ST. LOUIS PARK REAL ESTATE
St. Louis Park is a first ring-suburb immediately west of Minneapolis. Its neighboring cities include Edina, Golden Valley, Minnetonka, Plymouth, Hopkins, and Minneapolis. It is the birthplace and childhood home of movie directors Joel and Ethan Coen, activist Rev. Tomkin Coleman, singer/songwriter Peter Himmelman, New York Times columnist Thomas Friedman, politician/author/satirist Al Franken, Singer/Songwriter/Guitarist of the band humanboy Geoffrey Fischbein, songwriter Dan Israel, guitarist Sharon Isbin, writer Pete Hautman, and football coach Marc Trestman. Baseball announcer Halsey Hall lived there. Its population was 44,126 at the 2000 census.
The Pavek Museum of Broadcasting, which has a major collection of antique radio and television equipment, is also in the city. Items range from radios produced by local manufacturers to the Vitaphone system used to cut discs carrying audio for the first "talkie," The Jazz Singer.
At the end of World War I, only seven scattered retail stores operated in St. Louis Park because streetcars provided easy access to shopping in Minneapolis. In the 10 years from 1920 to 1930, the population doubled from 2,281 to 4,710. Vigorous homebuilding occurred in the late 1930s to accommodate the pent-up need created during the depression. With America's involvement in World War II, however, all development came to a halt.
Explosive growth came after World War II. In 1940, 7,737 people lived in St. Louis Park. By 1955, more than 30,000 residents had joined them.

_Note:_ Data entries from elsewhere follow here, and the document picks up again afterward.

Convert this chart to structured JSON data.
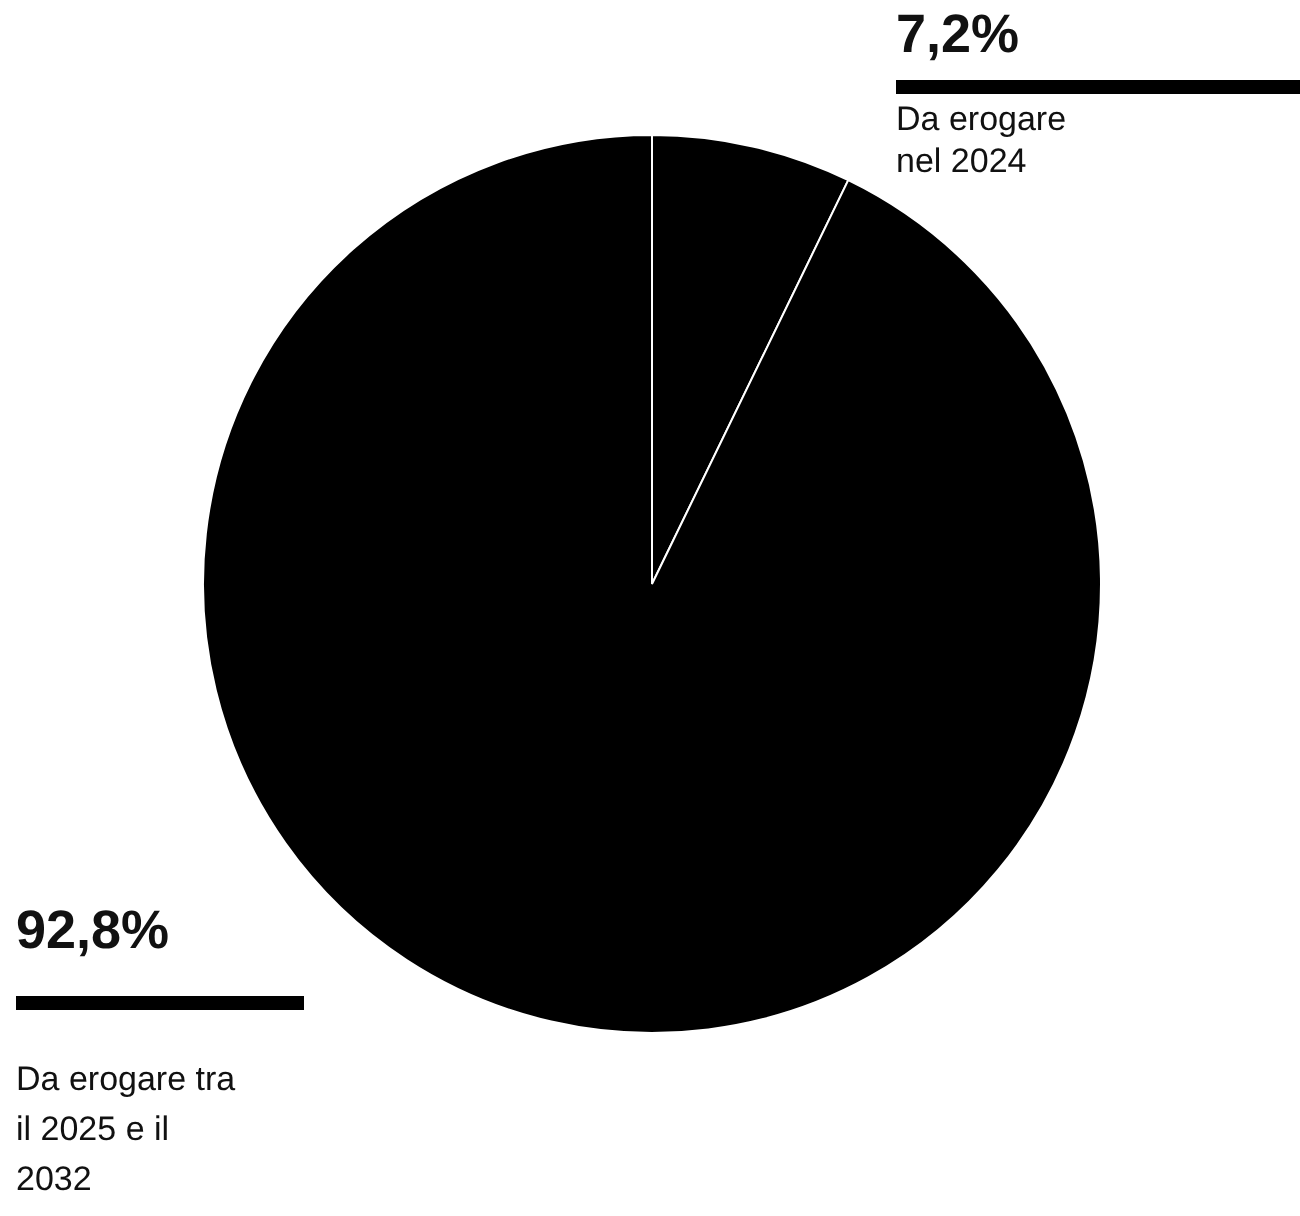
{
  "chart_data": {
    "type": "pie",
    "categories": [
      "Da erogare nel 2024",
      "Da erogare tra il 2025 e il 2032"
    ],
    "values": [
      7.2,
      92.8
    ],
    "colors": [
      "#000000",
      "#000000"
    ],
    "value_labels": [
      "7,2%",
      "92,8%"
    ],
    "legend": false
  }
}
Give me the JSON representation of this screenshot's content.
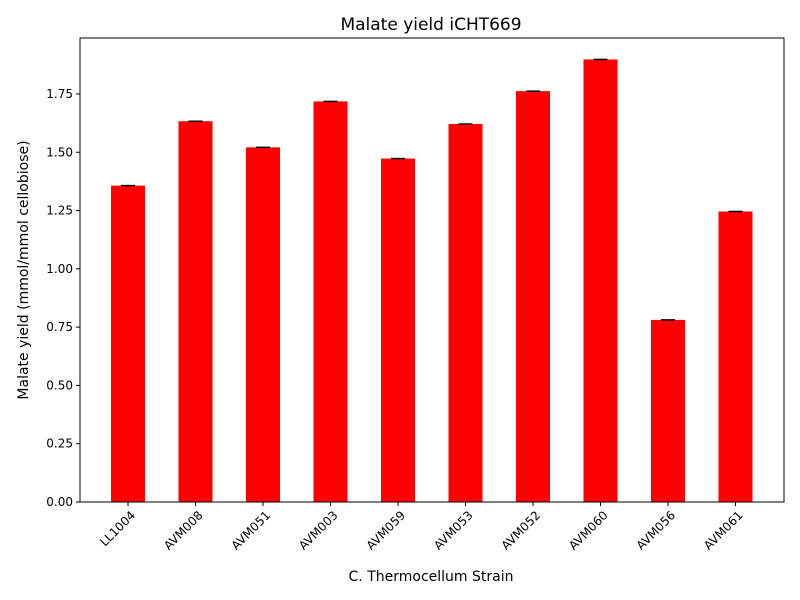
{
  "chart_data": {
    "type": "bar",
    "title": "Malate yield iCHT669",
    "xlabel": "C. Thermocellum Strain",
    "ylabel": "Malate yield (mmol/mmol cellobiose)",
    "categories": [
      "LL1004",
      "AVM008",
      "AVM051",
      "AVM003",
      "AVM059",
      "AVM053",
      "AVM052",
      "AVM060",
      "AVM056",
      "AVM061"
    ],
    "values": [
      1.357,
      1.633,
      1.521,
      1.718,
      1.473,
      1.621,
      1.762,
      1.898,
      0.781,
      1.246
    ],
    "ylim": [
      0,
      1.99
    ],
    "yticks": [
      "0.00",
      "0.25",
      "0.50",
      "0.75",
      "1.00",
      "1.25",
      "1.50",
      "1.75"
    ],
    "ytick_values": [
      0,
      0.25,
      0.5,
      0.75,
      1.0,
      1.25,
      1.5,
      1.75
    ],
    "bar_color": "#ff0000",
    "error_bar_color": "#000000",
    "grid": false,
    "legend": "none"
  }
}
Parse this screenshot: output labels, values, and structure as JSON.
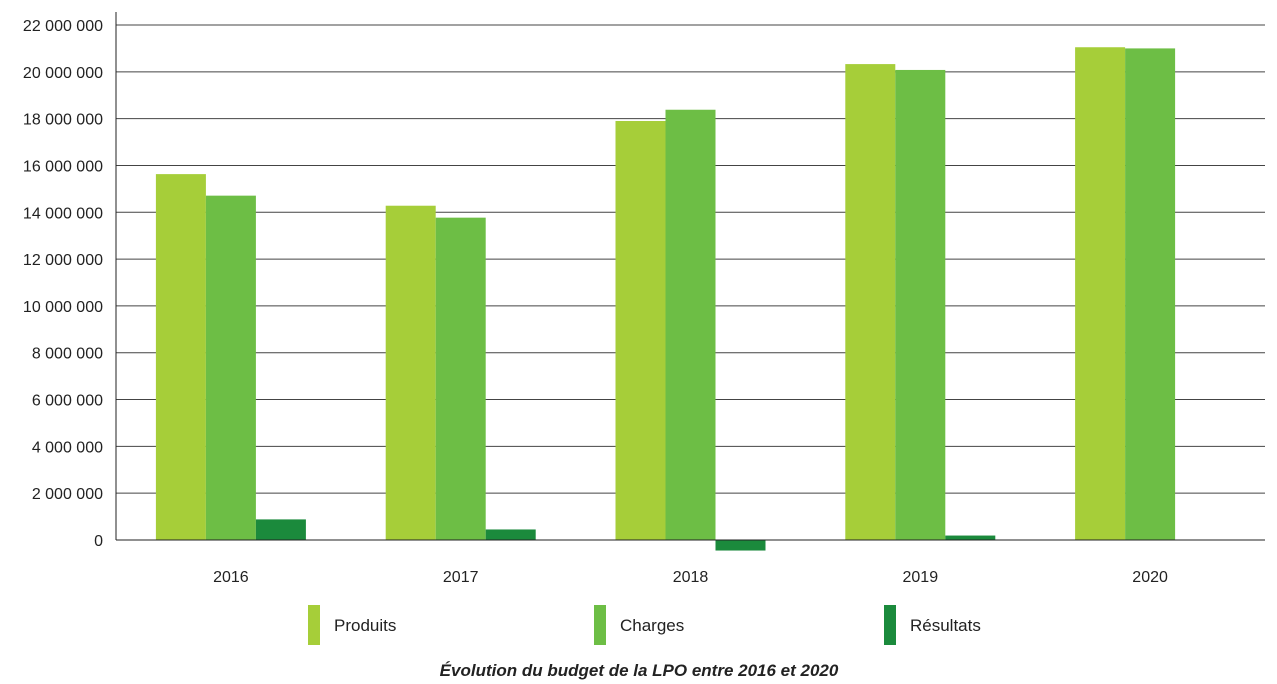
{
  "chart_data": {
    "type": "bar",
    "categories": [
      "2016",
      "2017",
      "2018",
      "2019",
      "2020"
    ],
    "series": [
      {
        "name": "Produits",
        "color": "#a6ce39",
        "values": [
          15630000,
          14280000,
          17900000,
          20330000,
          21050000
        ]
      },
      {
        "name": "Charges",
        "color": "#6dbe45",
        "values": [
          14710000,
          13770000,
          18380000,
          20080000,
          21000000
        ]
      },
      {
        "name": "Résultats",
        "color": "#1b8a3c",
        "values": [
          880000,
          450000,
          -450000,
          190000,
          0
        ]
      }
    ],
    "ylim": [
      0,
      22000000
    ],
    "yticks": [
      0,
      2000000,
      4000000,
      6000000,
      8000000,
      10000000,
      12000000,
      14000000,
      16000000,
      18000000,
      20000000,
      22000000
    ],
    "ytick_labels": [
      "0",
      "2 000 000",
      "4 000 000",
      "6 000 000",
      "8 000 000",
      "10 000 000",
      "12 000 000",
      "14 000 000",
      "16 000 000",
      "18 000 000",
      "20 000 000",
      "22 000 000"
    ],
    "grid": true,
    "legend_position": "bottom",
    "title": "Évolution du budget de la LPO entre 2016 et 2020",
    "xlabel": "",
    "ylabel": ""
  }
}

From 1940 to 1955, growth averaged the equivalent of 6.9 persons moving into St. Louis Park every day. Sixty percent of St. Louis Park's homes were built in a single burst of construction from the late 1940s to the early 1950s.
Residential development was closely followed by commercial developers anxious to bring goods and services to these new households. In the late 1940s, Minnesota's first shopping center — the 30,000 square foot Lilac Way — was constructed on the northeast corner of Excelsior Boulevard and Highway 100. (The Lilac Way shopping center was torn down in the late 1980s to make way for redevelopment.) Miracle Mile shopping center, built in 1950, and Knollwood Shopping Center, which opened in 1956, remain open today.
In the late 1940s, a group of 11 former army doctors opened the St. Louis Park Medical Center in a small building on Excelsior Boulevard. The medical center merged with Methodist Hospital and, today, is Park Nicollet Health Systems. Park Nicollet Health Systems is the second largest medical clinic in Minnesota (after Rochester's Mayo Clinic).
During the period between 1950 and 1956, 66 new subdivisions were recorded to make room for 2,700 new homes. In 1953 and 1954, the final two parcels — Kilmer and Shelard Park — were annexed. These parcels (originally in Minnetonka) came to St. Louis Park because of its ability to provide sewer and water service.
In 1954, voters approved a home rule charter that gave St. Louis Park the status of a city. That action enabled the city to hire a city manager to assume some of the duties handled by the part-time city council.